I have been riding for close to a decade and have never been able to wrap my head around the connection between frame geometry and gender. A bike seat, of course. But the frame? A frame is related to body proportions, leg length, arm reach, and the like; not our reproductive organs. Anecdotally, swap out my bike seat and my brother and I could comfortably ride the same bike. So what is the industry telling us? That I am built like a man? That my brother is built like a woman? The conversation quickly spirals into uncomfortable territory.
But with the launch of the new S-Works Tarmac by Specialized, tides appear to be changing in a very positive way. This year, Specialized’s product teams have poured into fit data to design and manufacture non-gendered frame geometry. In an industry where attaching patronizing qualifiers, like “specific”, to women’s gear has become commonplace, this new approach marks big progress for all the women cyclists out there who desire best-in-class gear alongside their male counterparts.
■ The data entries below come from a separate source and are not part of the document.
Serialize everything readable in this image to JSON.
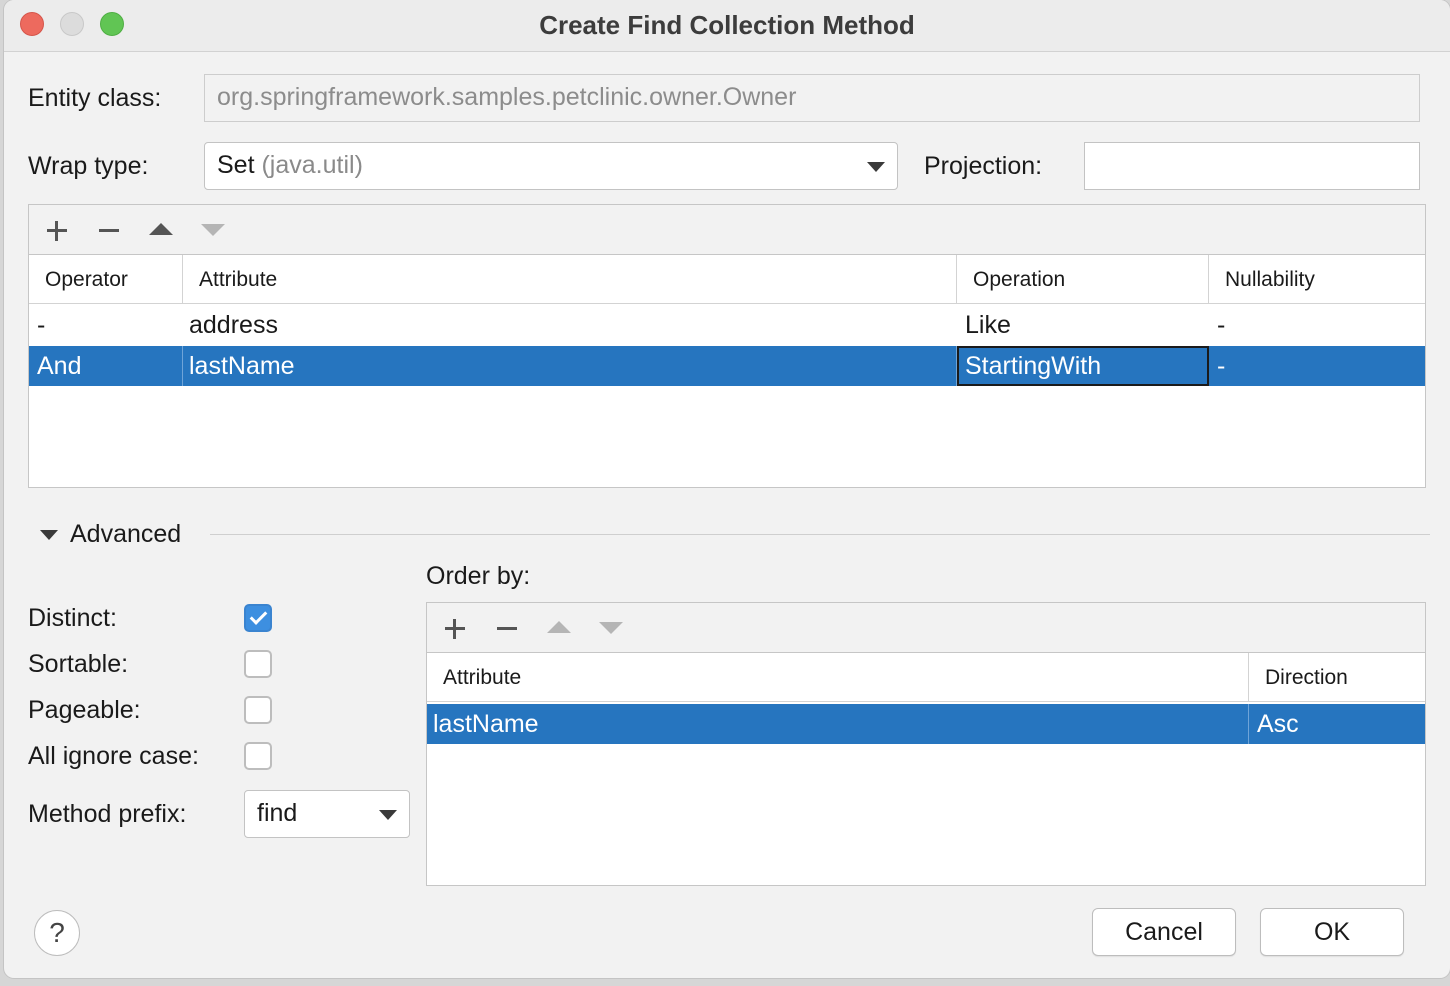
{
  "window": {
    "title": "Create Find Collection Method"
  },
  "entity_class": {
    "label": "Entity class:",
    "value": "org.springframework.samples.petclinic.owner.Owner"
  },
  "wrap_type": {
    "label": "Wrap type:",
    "value": "Set",
    "package": "(java.util)"
  },
  "projection": {
    "label": "Projection:",
    "value": ""
  },
  "conditions_table": {
    "columns": [
      "Operator",
      "Attribute",
      "Operation",
      "Nullability"
    ],
    "rows": [
      {
        "operator": "-",
        "attribute": "address",
        "operation": "Like",
        "nullability": "-"
      },
      {
        "operator": "And",
        "attribute": "lastName",
        "operation": "StartingWith",
        "nullability": "-"
      }
    ]
  },
  "advanced": {
    "label": "Advanced",
    "distinct": {
      "label": "Distinct:",
      "checked": true
    },
    "sortable": {
      "label": "Sortable:",
      "checked": false
    },
    "pageable": {
      "label": "Pageable:",
      "checked": false
    },
    "all_ignore_case": {
      "label": "All ignore case:",
      "checked": false
    },
    "method_prefix": {
      "label": "Method prefix:",
      "value": "find"
    }
  },
  "order_by": {
    "label": "Order by:",
    "columns": [
      "Attribute",
      "Direction"
    ],
    "rows": [
      {
        "attribute": "lastName",
        "direction": "Asc"
      }
    ]
  },
  "footer": {
    "help": "?",
    "cancel": "Cancel",
    "ok": "OK"
  },
  "colors": {
    "selection": "#2675bf",
    "checkbox_checked": "#3d8fe0"
  }
}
It’s a giant step towards no longer treating women as if their gender is an impediment that needs to be designed around.
I have had strong feelings about this subject for some time now, so when I met Stephanie Kaplan of Specialized, a woman who has tenacity and passion in spades, and found out she spearheaded research for a non-gendered Tarmac design, I thought my brain might explode. We met at an industry event and it didn’t take long, one dinner and two glasses of wine to be exact before we decided a collaboration was in order.
Enter Kayla Clarot, the most sought-after painter at Specialized, along with the latest Machines For Freedom “Fruits” print, and the result is a bike that leaves me breathless. The subtle layers of iridescent blue have a sophistication and depth that I have never seen executed on a bike before. Hits of gold flake on the seat tube inscribed with the words, “Spread Good Vibes”, add a playful punch to an otherwise sleek, and dare I say sexy, vibe.
The S-Works logos are done in reflective black making them virtually unnoticed until they are hit with light; a level of modesty and grace that I strive for in both design and in life. And then there’s a surprise, the original “Fruits” print hand-painted under the seat as a reminder of where this incredible design began. When I first laid eyes on this bike I was mesmerized by the chameleon-like paint as it changed from shades of blue found in the deepest depths of the ocean, to the vivid turquoise ombré found in the Caribbean Sea. The effect was magical.
Then there are the guts of the bike, which exceeds all expectations. The ride is light and responsive. SRAM Red eTap shifting. Hydraulic disc brakes. Every interaction filled with the same smoothness that the aesthetics represent. And finally, a “women’s” bike from a major brand that is every bit equal to the men’s. A much-needed shift in perspective that I hope is here to stay.